Class BuildHostMap


  • public class BuildHostMap
    extends java.lang.Object
    A class computing host-related data given a list of URLs (usually, the URLs of the nodes of a web graph). All processing is performed by the static utility method run(BufferedReader, PrintStream, DataOutputStream, DataOutputStream, boolean, ProgressLogger).

    Warning: this class provides a main method that saves the host list to standard output, but it does some logging, too, so be careful not to log to standard output.

    Author:
    Sebastiano Vigna
    • Field Summary

      Fields 
      Modifier and Type Field Description
      static java.util.regex.Pattern DOTTED_ADDRESS  
    • Constructor Summary

      Constructors 
      Constructor Description
      BuildHostMap()  
    • Method Summary

      All Methods Static Methods Concrete Methods 
      Modifier and Type Method Description
      static void main​(java.lang.String[] arg)  
      static void run​(java.io.BufferedReader br, java.io.PrintStream hosts, java.io.DataOutputStream mapDos, java.io.DataOutputStream countDos, boolean topPrivateDomain, it.unimi.dsi.logging.ProgressLogger pl)
      This method reads URLs and writes hosts (or, possibly, top private domains), together with a map from URLs to hosts and a host count.
      • Methods inherited from class java.lang.Object

        clone, equals, finalize, getClass, hashCode, notify, notifyAll, toString, wait, wait, wait
    • Field Detail

      • DOTTED_ADDRESS

        public static final java.util.regex.Pattern DOTTED_ADDRESS
    • Constructor Detail

      • BuildHostMap

        public BuildHostMap()
    • Method Detail

      • run

        public static void run​(java.io.BufferedReader br,
                               java.io.PrintStream hosts,
                               java.io.DataOutputStream mapDos,
                               java.io.DataOutputStream countDos,
                               boolean topPrivateDomain,
                               it.unimi.dsi.logging.ProgressLogger pl)
                        throws java.io.IOException,
                               java.net.URISyntaxException
        This method reads URLs and writes hosts (or, possibly, top private domains), together with a map from URLs to hosts and a host count.

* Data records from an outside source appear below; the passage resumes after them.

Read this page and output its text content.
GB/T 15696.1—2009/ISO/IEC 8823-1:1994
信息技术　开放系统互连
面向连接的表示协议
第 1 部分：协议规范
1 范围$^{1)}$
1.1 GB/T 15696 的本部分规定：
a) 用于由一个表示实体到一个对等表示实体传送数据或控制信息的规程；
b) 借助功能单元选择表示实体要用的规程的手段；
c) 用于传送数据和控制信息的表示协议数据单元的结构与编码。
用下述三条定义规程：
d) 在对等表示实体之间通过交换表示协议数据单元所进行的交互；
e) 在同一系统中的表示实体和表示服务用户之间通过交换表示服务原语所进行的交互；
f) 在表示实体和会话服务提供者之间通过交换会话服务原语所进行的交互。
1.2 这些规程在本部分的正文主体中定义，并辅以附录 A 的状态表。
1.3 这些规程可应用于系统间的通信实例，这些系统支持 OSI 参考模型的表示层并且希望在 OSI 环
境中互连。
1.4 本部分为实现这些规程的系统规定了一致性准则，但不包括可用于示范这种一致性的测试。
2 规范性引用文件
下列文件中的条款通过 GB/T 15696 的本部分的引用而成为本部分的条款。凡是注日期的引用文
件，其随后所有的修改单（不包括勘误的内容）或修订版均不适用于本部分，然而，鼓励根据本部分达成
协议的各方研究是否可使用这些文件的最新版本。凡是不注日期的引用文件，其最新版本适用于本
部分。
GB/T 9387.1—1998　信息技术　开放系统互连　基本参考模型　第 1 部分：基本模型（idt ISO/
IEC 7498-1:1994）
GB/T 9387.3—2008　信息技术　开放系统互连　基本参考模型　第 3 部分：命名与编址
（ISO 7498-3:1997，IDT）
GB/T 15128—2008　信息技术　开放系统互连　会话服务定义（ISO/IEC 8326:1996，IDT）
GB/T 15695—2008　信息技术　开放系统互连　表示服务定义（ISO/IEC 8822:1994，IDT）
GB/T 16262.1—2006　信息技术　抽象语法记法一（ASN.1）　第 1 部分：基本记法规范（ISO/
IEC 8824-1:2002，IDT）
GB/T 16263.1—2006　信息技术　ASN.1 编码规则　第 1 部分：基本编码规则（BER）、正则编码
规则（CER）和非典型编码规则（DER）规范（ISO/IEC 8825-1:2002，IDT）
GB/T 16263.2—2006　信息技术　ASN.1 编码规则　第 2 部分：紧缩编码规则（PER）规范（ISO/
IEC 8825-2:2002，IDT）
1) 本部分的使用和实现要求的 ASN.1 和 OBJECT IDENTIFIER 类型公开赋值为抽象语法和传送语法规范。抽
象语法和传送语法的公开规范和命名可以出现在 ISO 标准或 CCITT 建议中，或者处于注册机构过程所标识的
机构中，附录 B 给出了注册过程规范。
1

        Warning: presently, this method uses an Object2IntOpenHashMap to store the map from host names to host indices. Thus, it cannot handle more than ≈700 million hosts.

        Parameters:
        br - the buffered reader returning the list of URLs.
        hosts - the print stream where hosts will be printed.
        mapDos - the data output stream where the map from URLs to hosts will be written (one long per URL).
        countDos - the data output stream where the host counts will be written (one long per host).
        topPrivateDomain - if true, we use InternetDomainName.topPrivateDomain() to map to top private domains, rather than hosts.
        pl - a progress logger, or null.
        Throws:
        java.io.IOException
        java.net.URISyntaxException
      • main

        public static void main​(java.lang.String[] arg)
                         throws java.io.IOException,
                                com.martiansoftware.jsap.JSAPException,
                                java.net.URISyntaxException
        Throws:
        java.io.IOException
        com.martiansoftware.jsap.JSAPException
        java.net.URISyntaxException